Com o crescente número de ataques cibernéticos, que atingem desde grandes corporações até pessoas em suas casas, passando por órgãos públicos e governos, simulações desse tipo de ameaça deveriam ser mais comuns. Investir em tecnologia e equipes para ajudar na proteção é algo extremamente importante, mas os líderes precisam ter certeza de que toda a infraestrutura é eficiente e que as chances de falhas são mínimas.

O assunto de cibersegurança já é uma realidade em boa parte das empresas. Muitas delas preparam palestras e treinamentos sobre o assunto, mas talvez não seja o suficiente. Em uma emergência ou desastre nem sempre dá para contar com a racionalidade das pessoas, e isso é normal. Diante de um pedido de resgate de milhões de reais, são poucas as pessoas que conseguirão lidar com a situação de forma calma e resiliente, sem sair tomando decisões precipitadas.

Manter a calma diante de um pedido de resgate após sistemas serem bloqueados exige treinamento (Imagem: rawf8/Envato)
Manter a calma diante de um pedido de resgate após sistemas serem bloqueados exige treinamento (Imagem: rawf8/Envato)
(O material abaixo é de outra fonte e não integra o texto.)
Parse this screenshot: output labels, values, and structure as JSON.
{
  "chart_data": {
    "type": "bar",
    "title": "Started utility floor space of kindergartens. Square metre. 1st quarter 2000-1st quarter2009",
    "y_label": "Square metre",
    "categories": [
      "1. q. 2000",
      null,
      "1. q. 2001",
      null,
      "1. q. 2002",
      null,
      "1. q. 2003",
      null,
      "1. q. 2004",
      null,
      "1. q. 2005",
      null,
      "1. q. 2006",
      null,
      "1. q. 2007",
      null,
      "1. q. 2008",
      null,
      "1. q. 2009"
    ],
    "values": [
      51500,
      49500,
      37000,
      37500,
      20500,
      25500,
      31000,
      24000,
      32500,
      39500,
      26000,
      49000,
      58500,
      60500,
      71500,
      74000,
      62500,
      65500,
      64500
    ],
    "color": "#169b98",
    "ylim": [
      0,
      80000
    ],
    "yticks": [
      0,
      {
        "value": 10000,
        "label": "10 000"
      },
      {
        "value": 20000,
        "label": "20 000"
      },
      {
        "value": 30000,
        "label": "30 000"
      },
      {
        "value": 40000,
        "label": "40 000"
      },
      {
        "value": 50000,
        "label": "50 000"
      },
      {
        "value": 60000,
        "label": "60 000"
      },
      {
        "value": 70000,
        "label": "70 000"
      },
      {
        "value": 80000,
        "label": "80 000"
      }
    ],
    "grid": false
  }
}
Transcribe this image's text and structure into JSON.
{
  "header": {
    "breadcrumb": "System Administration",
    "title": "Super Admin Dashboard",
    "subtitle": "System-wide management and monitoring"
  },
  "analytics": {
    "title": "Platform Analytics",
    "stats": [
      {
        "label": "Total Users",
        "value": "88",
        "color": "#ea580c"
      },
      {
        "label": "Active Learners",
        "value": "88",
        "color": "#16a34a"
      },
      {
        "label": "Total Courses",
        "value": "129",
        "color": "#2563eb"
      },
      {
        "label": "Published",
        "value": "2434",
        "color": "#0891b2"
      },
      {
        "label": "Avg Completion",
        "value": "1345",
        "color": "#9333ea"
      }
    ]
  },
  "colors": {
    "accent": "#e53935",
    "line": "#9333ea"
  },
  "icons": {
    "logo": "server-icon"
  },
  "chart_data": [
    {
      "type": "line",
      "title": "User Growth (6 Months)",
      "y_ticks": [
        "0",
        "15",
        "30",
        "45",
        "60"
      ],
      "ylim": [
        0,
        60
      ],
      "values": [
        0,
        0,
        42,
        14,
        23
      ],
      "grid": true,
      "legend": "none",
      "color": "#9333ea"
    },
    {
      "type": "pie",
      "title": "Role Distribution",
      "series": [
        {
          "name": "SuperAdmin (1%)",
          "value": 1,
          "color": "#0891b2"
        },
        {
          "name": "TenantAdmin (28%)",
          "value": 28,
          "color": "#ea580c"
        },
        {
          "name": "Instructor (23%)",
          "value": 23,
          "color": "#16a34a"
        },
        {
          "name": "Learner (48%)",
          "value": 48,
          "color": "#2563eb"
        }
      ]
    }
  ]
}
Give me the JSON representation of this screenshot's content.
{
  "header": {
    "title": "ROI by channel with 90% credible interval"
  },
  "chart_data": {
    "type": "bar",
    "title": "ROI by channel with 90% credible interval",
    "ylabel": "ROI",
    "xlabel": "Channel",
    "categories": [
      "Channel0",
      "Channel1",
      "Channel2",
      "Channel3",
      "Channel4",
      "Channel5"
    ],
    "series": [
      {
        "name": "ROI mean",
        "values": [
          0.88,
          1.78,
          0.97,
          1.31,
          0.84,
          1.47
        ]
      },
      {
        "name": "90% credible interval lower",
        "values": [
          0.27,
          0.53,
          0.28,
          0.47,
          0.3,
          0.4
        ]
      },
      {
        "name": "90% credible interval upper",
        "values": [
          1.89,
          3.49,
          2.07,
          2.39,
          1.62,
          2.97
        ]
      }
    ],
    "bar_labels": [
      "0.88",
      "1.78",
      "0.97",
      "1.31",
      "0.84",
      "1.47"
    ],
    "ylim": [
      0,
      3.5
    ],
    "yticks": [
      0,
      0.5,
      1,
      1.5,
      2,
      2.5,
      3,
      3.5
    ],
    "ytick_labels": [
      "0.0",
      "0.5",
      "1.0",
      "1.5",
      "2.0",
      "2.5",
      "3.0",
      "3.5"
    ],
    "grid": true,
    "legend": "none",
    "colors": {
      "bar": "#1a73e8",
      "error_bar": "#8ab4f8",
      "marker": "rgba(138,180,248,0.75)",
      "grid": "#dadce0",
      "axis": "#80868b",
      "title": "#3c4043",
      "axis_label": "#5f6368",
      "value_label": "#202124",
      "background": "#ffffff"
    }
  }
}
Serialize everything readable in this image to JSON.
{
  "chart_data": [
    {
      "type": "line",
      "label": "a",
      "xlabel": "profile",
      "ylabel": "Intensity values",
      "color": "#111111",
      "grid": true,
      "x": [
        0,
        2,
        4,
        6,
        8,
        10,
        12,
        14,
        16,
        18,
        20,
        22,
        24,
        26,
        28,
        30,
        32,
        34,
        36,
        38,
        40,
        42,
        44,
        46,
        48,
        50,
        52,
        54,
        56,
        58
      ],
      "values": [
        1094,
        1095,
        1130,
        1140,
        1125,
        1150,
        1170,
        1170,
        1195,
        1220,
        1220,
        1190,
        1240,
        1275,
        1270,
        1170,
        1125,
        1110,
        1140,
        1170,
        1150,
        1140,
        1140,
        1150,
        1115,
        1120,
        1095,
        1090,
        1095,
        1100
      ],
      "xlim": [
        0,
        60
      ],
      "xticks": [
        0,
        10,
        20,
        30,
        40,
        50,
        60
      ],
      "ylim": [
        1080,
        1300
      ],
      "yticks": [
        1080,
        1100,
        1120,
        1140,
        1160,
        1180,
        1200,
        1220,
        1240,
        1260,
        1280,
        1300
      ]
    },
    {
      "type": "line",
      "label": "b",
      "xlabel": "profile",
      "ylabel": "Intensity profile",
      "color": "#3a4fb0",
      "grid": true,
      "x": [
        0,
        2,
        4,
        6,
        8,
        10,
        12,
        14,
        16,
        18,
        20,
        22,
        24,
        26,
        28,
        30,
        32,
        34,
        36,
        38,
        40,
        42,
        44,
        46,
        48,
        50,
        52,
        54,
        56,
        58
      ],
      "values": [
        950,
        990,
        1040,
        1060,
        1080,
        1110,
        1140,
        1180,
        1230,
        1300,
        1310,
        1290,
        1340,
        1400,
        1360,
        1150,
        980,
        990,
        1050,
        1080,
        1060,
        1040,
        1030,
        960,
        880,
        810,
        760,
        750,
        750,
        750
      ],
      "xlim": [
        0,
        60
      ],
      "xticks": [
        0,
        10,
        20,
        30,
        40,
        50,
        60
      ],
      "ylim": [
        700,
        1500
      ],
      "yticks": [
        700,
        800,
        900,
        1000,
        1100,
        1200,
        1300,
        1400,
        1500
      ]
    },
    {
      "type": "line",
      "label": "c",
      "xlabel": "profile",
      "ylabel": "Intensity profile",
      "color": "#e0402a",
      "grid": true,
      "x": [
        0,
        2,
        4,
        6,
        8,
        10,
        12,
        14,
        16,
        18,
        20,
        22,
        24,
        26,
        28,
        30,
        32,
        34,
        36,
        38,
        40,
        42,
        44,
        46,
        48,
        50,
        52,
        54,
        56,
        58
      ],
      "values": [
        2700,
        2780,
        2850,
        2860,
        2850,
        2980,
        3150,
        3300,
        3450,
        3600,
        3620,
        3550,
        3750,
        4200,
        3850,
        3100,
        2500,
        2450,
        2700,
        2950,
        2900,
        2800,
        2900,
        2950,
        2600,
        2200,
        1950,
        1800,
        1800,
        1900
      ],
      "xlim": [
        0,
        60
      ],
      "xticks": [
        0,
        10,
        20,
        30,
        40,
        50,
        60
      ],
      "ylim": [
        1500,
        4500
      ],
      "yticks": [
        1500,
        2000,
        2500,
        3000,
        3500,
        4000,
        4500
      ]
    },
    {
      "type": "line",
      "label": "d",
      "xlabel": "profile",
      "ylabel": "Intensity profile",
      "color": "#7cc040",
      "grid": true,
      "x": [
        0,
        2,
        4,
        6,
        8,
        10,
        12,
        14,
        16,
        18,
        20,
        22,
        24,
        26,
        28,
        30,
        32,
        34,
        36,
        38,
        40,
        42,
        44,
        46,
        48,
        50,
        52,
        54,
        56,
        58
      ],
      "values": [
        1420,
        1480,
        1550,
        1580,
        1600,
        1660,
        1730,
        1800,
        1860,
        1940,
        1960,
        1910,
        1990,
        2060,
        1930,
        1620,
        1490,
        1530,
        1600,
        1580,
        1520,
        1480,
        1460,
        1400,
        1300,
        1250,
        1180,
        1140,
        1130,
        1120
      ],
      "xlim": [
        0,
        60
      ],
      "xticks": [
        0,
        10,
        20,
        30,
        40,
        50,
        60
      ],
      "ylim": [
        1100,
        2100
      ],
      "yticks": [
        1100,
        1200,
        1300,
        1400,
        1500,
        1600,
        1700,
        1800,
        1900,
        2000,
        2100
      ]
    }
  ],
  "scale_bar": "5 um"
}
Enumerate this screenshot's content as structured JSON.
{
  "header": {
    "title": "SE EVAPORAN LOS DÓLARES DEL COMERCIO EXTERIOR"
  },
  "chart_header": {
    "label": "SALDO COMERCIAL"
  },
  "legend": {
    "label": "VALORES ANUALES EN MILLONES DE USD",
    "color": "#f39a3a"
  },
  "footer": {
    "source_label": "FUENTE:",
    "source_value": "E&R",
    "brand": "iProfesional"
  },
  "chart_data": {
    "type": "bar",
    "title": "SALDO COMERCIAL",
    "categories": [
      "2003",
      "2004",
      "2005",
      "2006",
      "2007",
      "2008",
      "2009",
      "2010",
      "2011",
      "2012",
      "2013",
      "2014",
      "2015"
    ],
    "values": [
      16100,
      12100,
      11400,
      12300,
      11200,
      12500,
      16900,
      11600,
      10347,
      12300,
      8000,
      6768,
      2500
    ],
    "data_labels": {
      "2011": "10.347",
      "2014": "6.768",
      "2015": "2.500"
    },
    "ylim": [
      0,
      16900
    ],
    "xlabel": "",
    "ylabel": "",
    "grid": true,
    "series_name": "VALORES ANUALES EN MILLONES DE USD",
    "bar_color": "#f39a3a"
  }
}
Por isso os treinamentos se tornam tão essenciais. Junto com a equipe e líderes de tecnologia da sua empresa ou fornecedora de suporte de TI, monte um planejamento estruturado com os passos que precisam ser seguidos em uma situação de ataque. Não deixe o plano morrer no papel: convoque a empresa toda a participar dos treinamentos e realize-os periodicamente. Será mais fácil perceber brechas no sistema que podem ser as causas da invasão de um cibercriminoso e remediá-las a tempo. Também ajuda a detectar possíveis problemas, por exemplo, de monitoramento de superfícies de ataque, especialmente se seus funcionários estão no modelo de home office ou híbrido.

Você não precisa começar o planejamento do zero, na internet é possível encontrar modelos prontos ou até mesmo empresas que oferecem esse tipo de serviço. A CISA, agência de cibersegurança dos Estados Unidos, por exemplo, possui um guia para situações como essa com conteúdos grátis ou com custo baixo.

Simulações não são nem um pouco divertidas e podem parecer uma perda de tempo. Mas muito mais tempo e dinheiro serão perdidos se as empresas não conseguirem mitigar possíveis riscos possíveis de serem prevenidos.